Representative image of Tawi river during heavy rain
Credit: PTI Photo
New Delhi: India has alerted Pakistan — through diplomatic channels — about a “high flood” in the Tawi River on humanitarian grounds, even though the Indus Waters Treaty (IWT) remains in abeyance following the Pahalgam terror attack.
The information was forwarded via the Indian High Commission in Islamabad on Sunday. The decision to share this information was made on humanitarian grounds, said government sources here.
“The IWT is in abeyance, so the information was shared through the Ministry of External Affairs (MEA),” said a source.
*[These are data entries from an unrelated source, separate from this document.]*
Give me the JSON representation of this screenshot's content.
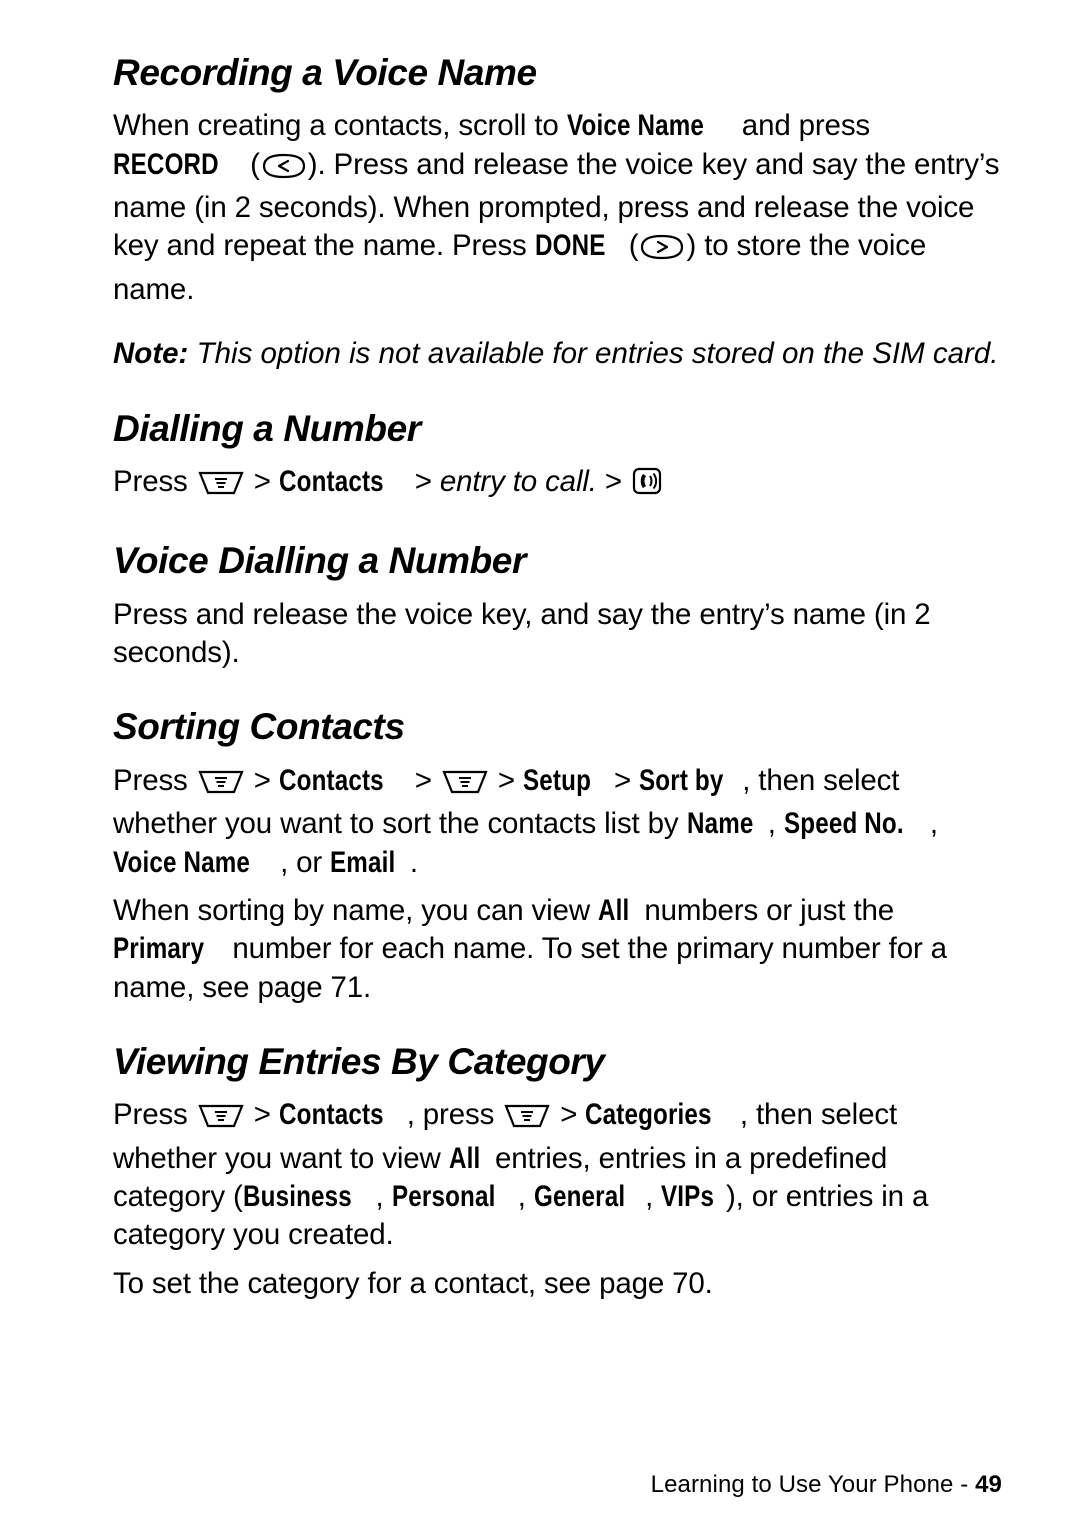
{
  "page": {
    "footer_text": "Learning to Use Your Phone - ",
    "footer_number": "49"
  },
  "sections": [
    {
      "id": "recording-a-voice-name",
      "title": "Recording a Voice Name",
      "paragraphs": [
        {
          "id": "recording-intro",
          "parts": [
            {
              "type": "text",
              "value": "When creating a contacts, scroll to "
            },
            {
              "type": "ui",
              "value": "Voice Name"
            },
            {
              "type": "text",
              "value": " and press "
            },
            {
              "type": "ui",
              "value": "RECORD"
            },
            {
              "type": "text",
              "value": " ("
            },
            {
              "type": "icon",
              "value": "softkey-left-icon"
            },
            {
              "type": "text",
              "value": "). Press and release the voice key and say the entry’s name (in 2 seconds). When prompted, press and release the voice key and repeat the name. Press "
            },
            {
              "type": "ui",
              "value": "DONE"
            },
            {
              "type": "text",
              "value": " ("
            },
            {
              "type": "icon",
              "value": "softkey-right-icon"
            },
            {
              "type": "text",
              "value": ") to store the voice name."
            }
          ]
        }
      ],
      "note": {
        "label": "Note:",
        "text": " This option is not available for entries stored on the SIM card."
      }
    },
    {
      "id": "dialling-a-number",
      "title": "Dialling a Number",
      "paragraphs": [
        {
          "id": "dialling-press",
          "parts": [
            {
              "type": "text",
              "value": "Press "
            },
            {
              "type": "icon",
              "value": "menu-key-icon"
            },
            {
              "type": "text",
              "value": " > "
            },
            {
              "type": "ui",
              "value": "Contacts"
            },
            {
              "type": "text",
              "value": " > "
            },
            {
              "type": "italic",
              "value": "entry to call."
            },
            {
              "type": "text",
              "value": " > "
            },
            {
              "type": "icon",
              "value": "send-key-icon"
            }
          ]
        }
      ]
    },
    {
      "id": "voice-dialling-a-number",
      "title": "Voice Dialling a Number",
      "paragraphs": [
        {
          "id": "voice-dialling-body",
          "parts": [
            {
              "type": "text",
              "value": "Press and release the voice key, and say the entry’s name (in 2 seconds)."
            }
          ]
        }
      ]
    },
    {
      "id": "sorting-contacts",
      "title": "Sorting Contacts",
      "paragraphs": [
        {
          "id": "sorting-press",
          "parts": [
            {
              "type": "text",
              "value": "Press "
            },
            {
              "type": "icon",
              "value": "menu-key-icon"
            },
            {
              "type": "text",
              "value": " > "
            },
            {
              "type": "ui",
              "value": "Contacts"
            },
            {
              "type": "text",
              "value": " > "
            },
            {
              "type": "icon",
              "value": "menu-key-icon"
            },
            {
              "type": "text",
              "value": " > "
            },
            {
              "type": "ui",
              "value": "Setup"
            },
            {
              "type": "text",
              "value": " > "
            },
            {
              "type": "ui",
              "value": "Sort by"
            },
            {
              "type": "text",
              "value": ", then select whether you want to sort the contacts list by "
            },
            {
              "type": "ui",
              "value": "Name"
            },
            {
              "type": "text",
              "value": ", "
            },
            {
              "type": "ui",
              "value": "Speed No."
            },
            {
              "type": "text",
              "value": ", "
            },
            {
              "type": "ui",
              "value": "Voice Name"
            },
            {
              "type": "text",
              "value": ", or "
            },
            {
              "type": "ui",
              "value": "Email"
            },
            {
              "type": "text",
              "value": "."
            }
          ]
        },
        {
          "id": "sorting-primary",
          "parts": [
            {
              "type": "text",
              "value": "When sorting by name, you can view "
            },
            {
              "type": "ui",
              "value": "All"
            },
            {
              "type": "text",
              "value": " numbers or just the "
            },
            {
              "type": "ui",
              "value": "Primary"
            },
            {
              "type": "text",
              "value": " number for each name. To set the primary number for a name, see page 71."
            }
          ]
        }
      ]
    },
    {
      "id": "viewing-entries-by-category",
      "title": "Viewing Entries By Category",
      "paragraphs": [
        {
          "id": "viewing-press",
          "parts": [
            {
              "type": "text",
              "value": "Press "
            },
            {
              "type": "icon",
              "value": "menu-key-icon"
            },
            {
              "type": "text",
              "value": " > "
            },
            {
              "type": "ui",
              "value": "Contacts"
            },
            {
              "type": "text",
              "value": ", press "
            },
            {
              "type": "icon",
              "value": "menu-key-icon"
            },
            {
              "type": "text",
              "value": " > "
            },
            {
              "type": "ui",
              "value": "Categories"
            },
            {
              "type": "text",
              "value": ", then select whether you want to view "
            },
            {
              "type": "ui",
              "value": "All"
            },
            {
              "type": "text",
              "value": " entries, entries in a predefined category ("
            },
            {
              "type": "ui",
              "value": "Business"
            },
            {
              "type": "text",
              "value": ", "
            },
            {
              "type": "ui",
              "value": "Personal"
            },
            {
              "type": "text",
              "value": ", "
            },
            {
              "type": "ui",
              "value": "General"
            },
            {
              "type": "text",
              "value": ", "
            },
            {
              "type": "ui",
              "value": "VIPs"
            },
            {
              "type": "text",
              "value": "), or entries in a category you created."
            }
          ]
        },
        {
          "id": "viewing-category-set",
          "parts": [
            {
              "type": "text",
              "value": "To set the category for a contact, see page 70."
            }
          ]
        }
      ]
    }
  ]
}
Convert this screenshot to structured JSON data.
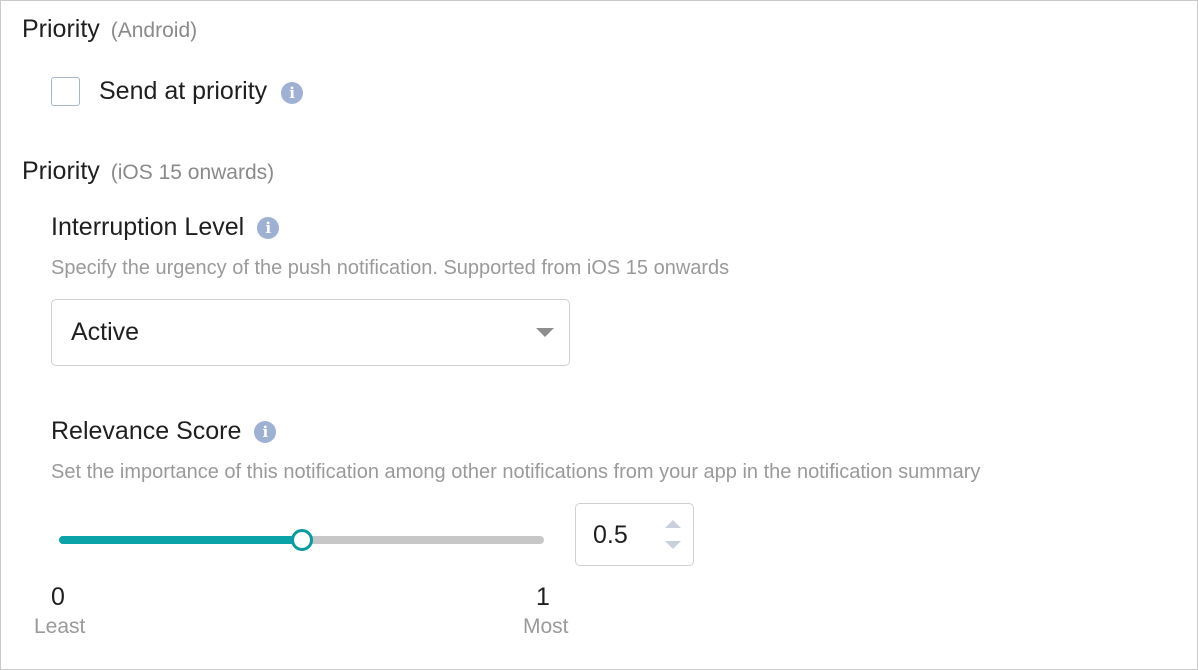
{
  "android_priority": {
    "title": "Priority",
    "subtitle": "(Android)",
    "checkbox_label": "Send at priority",
    "checked": false,
    "info_icon": "info-icon"
  },
  "ios_priority": {
    "title": "Priority",
    "subtitle": "(iOS 15 onwards)"
  },
  "interruption_level": {
    "title": "Interruption Level",
    "description": "Specify the urgency of the push notification. Supported from iOS 15 onwards",
    "selected_value": "Active",
    "info_icon": "info-icon"
  },
  "relevance_score": {
    "title": "Relevance Score",
    "description": "Set the importance of this notification among other notifications from your app in the notification summary",
    "value": 0.5,
    "value_text": "0.5",
    "min": 0,
    "max": 1,
    "min_label": "0",
    "max_label": "1",
    "min_caption": "Least",
    "max_caption": "Most",
    "info_icon": "info-icon"
  },
  "colors": {
    "accent": "#0aa3a8",
    "track": "#c7c7c7",
    "info_icon": "#9fb1d3",
    "muted_text": "#9a9a9a"
  }
}
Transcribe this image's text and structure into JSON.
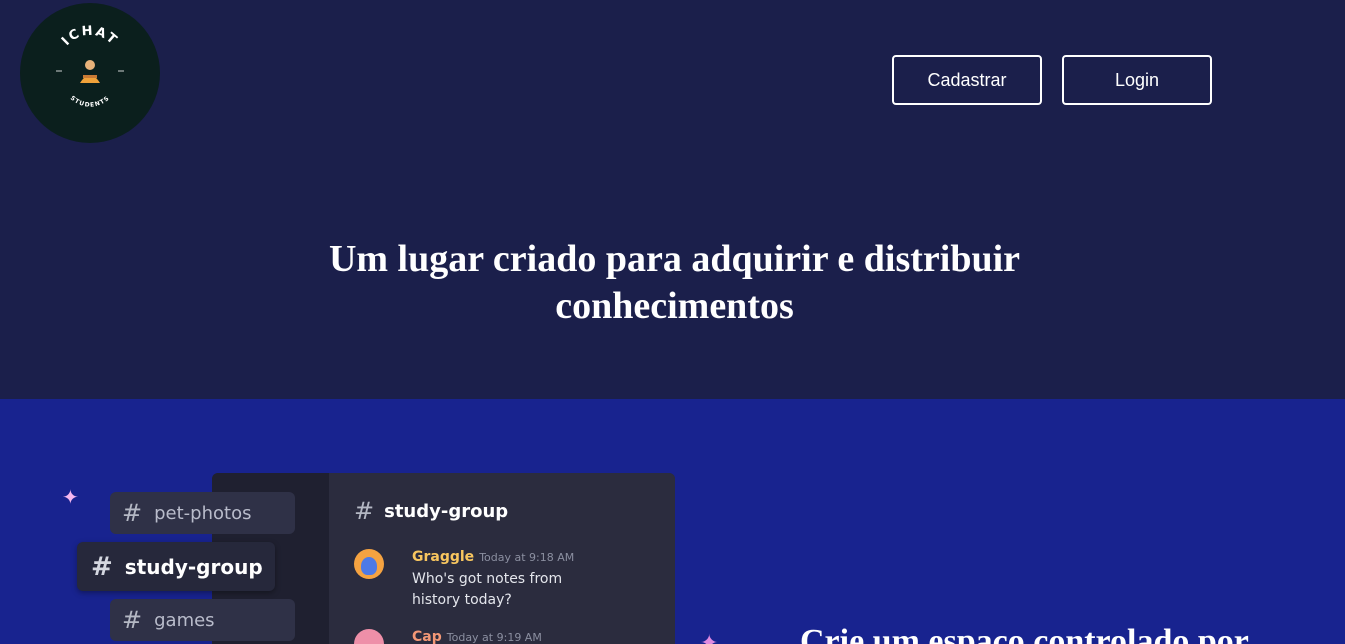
{
  "logo": {
    "brand_text": "ICHAT",
    "sub_text": "STUDENTS"
  },
  "header": {
    "cadastrar_label": "Cadastrar",
    "login_label": "Login"
  },
  "hero": {
    "headline": "Um lugar criado para adquirir e distribuir conhecimentos"
  },
  "illustration": {
    "channels": [
      {
        "name": "pet-photos"
      },
      {
        "name": "study-group"
      },
      {
        "name": "games"
      }
    ],
    "chat": {
      "channel_name": "study-group",
      "messages": [
        {
          "author": "Graggle",
          "time": "Today at 9:18 AM",
          "text": "Who's got notes from history today?"
        },
        {
          "author": "Cap",
          "time": "Today at 9:19 AM",
          "text": ""
        }
      ]
    }
  },
  "feature": {
    "title": "Crie um espaço controlado por"
  },
  "colors": {
    "hero_bg": "#1b1f4b",
    "feature_bg": "#18238f",
    "logo_bg": "#0b1f1d"
  }
}
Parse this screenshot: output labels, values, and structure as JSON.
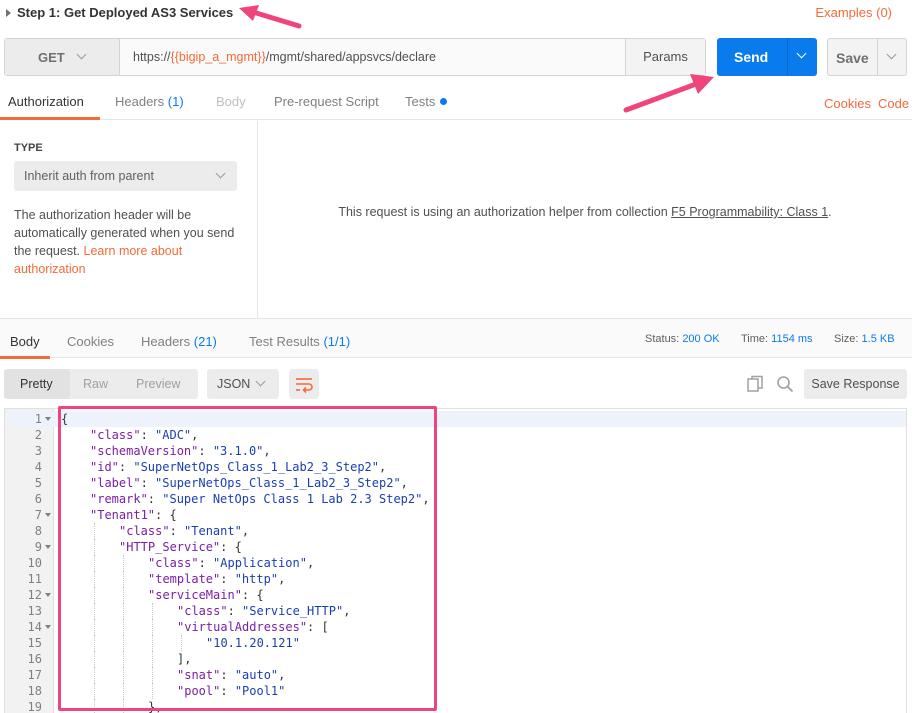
{
  "request": {
    "title": "Step 1: Get Deployed AS3 Services",
    "examples_label": "Examples (0)",
    "method": "GET",
    "url_prefix": "https://",
    "url_variable": "{{bigip_a_mgmt}}",
    "url_suffix": "/mgmt/shared/appsvcs/declare",
    "params_label": "Params",
    "send_label": "Send",
    "save_label": "Save"
  },
  "request_tabs": {
    "authorization": "Authorization",
    "headers": "Headers",
    "headers_count": "(1)",
    "body": "Body",
    "pre_request": "Pre-request Script",
    "tests": "Tests",
    "cookies": "Cookies",
    "code": "Code"
  },
  "auth": {
    "type_label": "TYPE",
    "selected": "Inherit auth from parent",
    "description": "The authorization header will be automatically generated when you send the request. ",
    "learn_more": "Learn more about authorization",
    "helper_message": "This request is using an authorization helper from collection ",
    "collection_name": "F5 Programmability: Class 1",
    "helper_suffix": "."
  },
  "response_tabs": {
    "body": "Body",
    "cookies": "Cookies",
    "headers": "Headers",
    "headers_count": "(21)",
    "test_results": "Test Results",
    "test_results_count": "(1/1)"
  },
  "response_status": {
    "status_label": "Status:",
    "status_value": "200 OK",
    "time_label": "Time:",
    "time_value": "1154 ms",
    "size_label": "Size:",
    "size_value": "1.5 KB"
  },
  "body_toolbar": {
    "pretty": "Pretty",
    "raw": "Raw",
    "preview": "Preview",
    "format": "JSON",
    "save_response": "Save Response"
  },
  "code_lines": [
    {
      "n": "1",
      "fold": true,
      "indent": 0,
      "parts": [
        [
          "p",
          "{"
        ]
      ]
    },
    {
      "n": "2",
      "fold": false,
      "indent": 1,
      "parts": [
        [
          "k",
          "\"class\""
        ],
        [
          "p",
          ": "
        ],
        [
          "s",
          "\"ADC\""
        ],
        [
          "p",
          ","
        ]
      ]
    },
    {
      "n": "3",
      "fold": false,
      "indent": 1,
      "parts": [
        [
          "k",
          "\"schemaVersion\""
        ],
        [
          "p",
          ": "
        ],
        [
          "s",
          "\"3.1.0\""
        ],
        [
          "p",
          ","
        ]
      ]
    },
    {
      "n": "4",
      "fold": false,
      "indent": 1,
      "parts": [
        [
          "k",
          "\"id\""
        ],
        [
          "p",
          ": "
        ],
        [
          "s",
          "\"SuperNetOps_Class_1_Lab2_3_Step2\""
        ],
        [
          "p",
          ","
        ]
      ]
    },
    {
      "n": "5",
      "fold": false,
      "indent": 1,
      "parts": [
        [
          "k",
          "\"label\""
        ],
        [
          "p",
          ": "
        ],
        [
          "s",
          "\"SuperNetOps_Class_1_Lab2_3_Step2\""
        ],
        [
          "p",
          ","
        ]
      ]
    },
    {
      "n": "6",
      "fold": false,
      "indent": 1,
      "parts": [
        [
          "k",
          "\"remark\""
        ],
        [
          "p",
          ": "
        ],
        [
          "s",
          "\"Super NetOps Class 1 Lab 2.3 Step2\""
        ],
        [
          "p",
          ","
        ]
      ]
    },
    {
      "n": "7",
      "fold": true,
      "indent": 1,
      "parts": [
        [
          "k",
          "\"Tenant1\""
        ],
        [
          "p",
          ": {"
        ]
      ]
    },
    {
      "n": "8",
      "fold": false,
      "indent": 2,
      "parts": [
        [
          "k",
          "\"class\""
        ],
        [
          "p",
          ": "
        ],
        [
          "s",
          "\"Tenant\""
        ],
        [
          "p",
          ","
        ]
      ]
    },
    {
      "n": "9",
      "fold": true,
      "indent": 2,
      "parts": [
        [
          "k",
          "\"HTTP_Service\""
        ],
        [
          "p",
          ": {"
        ]
      ]
    },
    {
      "n": "10",
      "fold": false,
      "indent": 3,
      "parts": [
        [
          "k",
          "\"class\""
        ],
        [
          "p",
          ": "
        ],
        [
          "s",
          "\"Application\""
        ],
        [
          "p",
          ","
        ]
      ]
    },
    {
      "n": "11",
      "fold": false,
      "indent": 3,
      "parts": [
        [
          "k",
          "\"template\""
        ],
        [
          "p",
          ": "
        ],
        [
          "s",
          "\"http\""
        ],
        [
          "p",
          ","
        ]
      ]
    },
    {
      "n": "12",
      "fold": true,
      "indent": 3,
      "parts": [
        [
          "k",
          "\"serviceMain\""
        ],
        [
          "p",
          ": {"
        ]
      ]
    },
    {
      "n": "13",
      "fold": false,
      "indent": 4,
      "parts": [
        [
          "k",
          "\"class\""
        ],
        [
          "p",
          ": "
        ],
        [
          "s",
          "\"Service_HTTP\""
        ],
        [
          "p",
          ","
        ]
      ]
    },
    {
      "n": "14",
      "fold": true,
      "indent": 4,
      "parts": [
        [
          "k",
          "\"virtualAddresses\""
        ],
        [
          "p",
          ": ["
        ]
      ]
    },
    {
      "n": "15",
      "fold": false,
      "indent": 5,
      "parts": [
        [
          "s",
          "\"10.1.20.121\""
        ]
      ]
    },
    {
      "n": "16",
      "fold": false,
      "indent": 4,
      "parts": [
        [
          "p",
          "],"
        ]
      ]
    },
    {
      "n": "17",
      "fold": false,
      "indent": 4,
      "parts": [
        [
          "k",
          "\"snat\""
        ],
        [
          "p",
          ": "
        ],
        [
          "s",
          "\"auto\""
        ],
        [
          "p",
          ","
        ]
      ]
    },
    {
      "n": "18",
      "fold": false,
      "indent": 4,
      "parts": [
        [
          "k",
          "\"pool\""
        ],
        [
          "p",
          ": "
        ],
        [
          "s",
          "\"Pool1\""
        ]
      ]
    },
    {
      "n": "19",
      "fold": false,
      "indent": 3,
      "parts": [
        [
          "p",
          "},"
        ]
      ]
    }
  ],
  "colors": {
    "accent": "#f26b3a",
    "send": "#097bed",
    "annotation": "#f0457a"
  }
}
Ideally, such inputs are shared through the Indus water commissioners under the decades-old IWT, which has been in abeyance after a terror attack in Pahalgam, where terrorists targeted tourists, killing 25 Indian nationals and one Nepalese citizen, and leaving several others injured.
Pakistani authorities have since issued warnings based on the information India provided, Pakistani media reported, citing sources.
The World Bank-brokered IWT has governed the use of the Indus river and its tributaries between India and Pakistan since 1960. India’s decision to suspend it followed the killing of 26 people — mostly tourists — in a terror attack in Jammu and Kashmir’s Pahalgam on April 22.
Tawi originates from the Kailash Kund glacier (also known as Kali Kund) in Bhaderwah in J&K’s Doda district. It enters the Sialkot district of Pakistan’s Punjab and joins the Chenab river.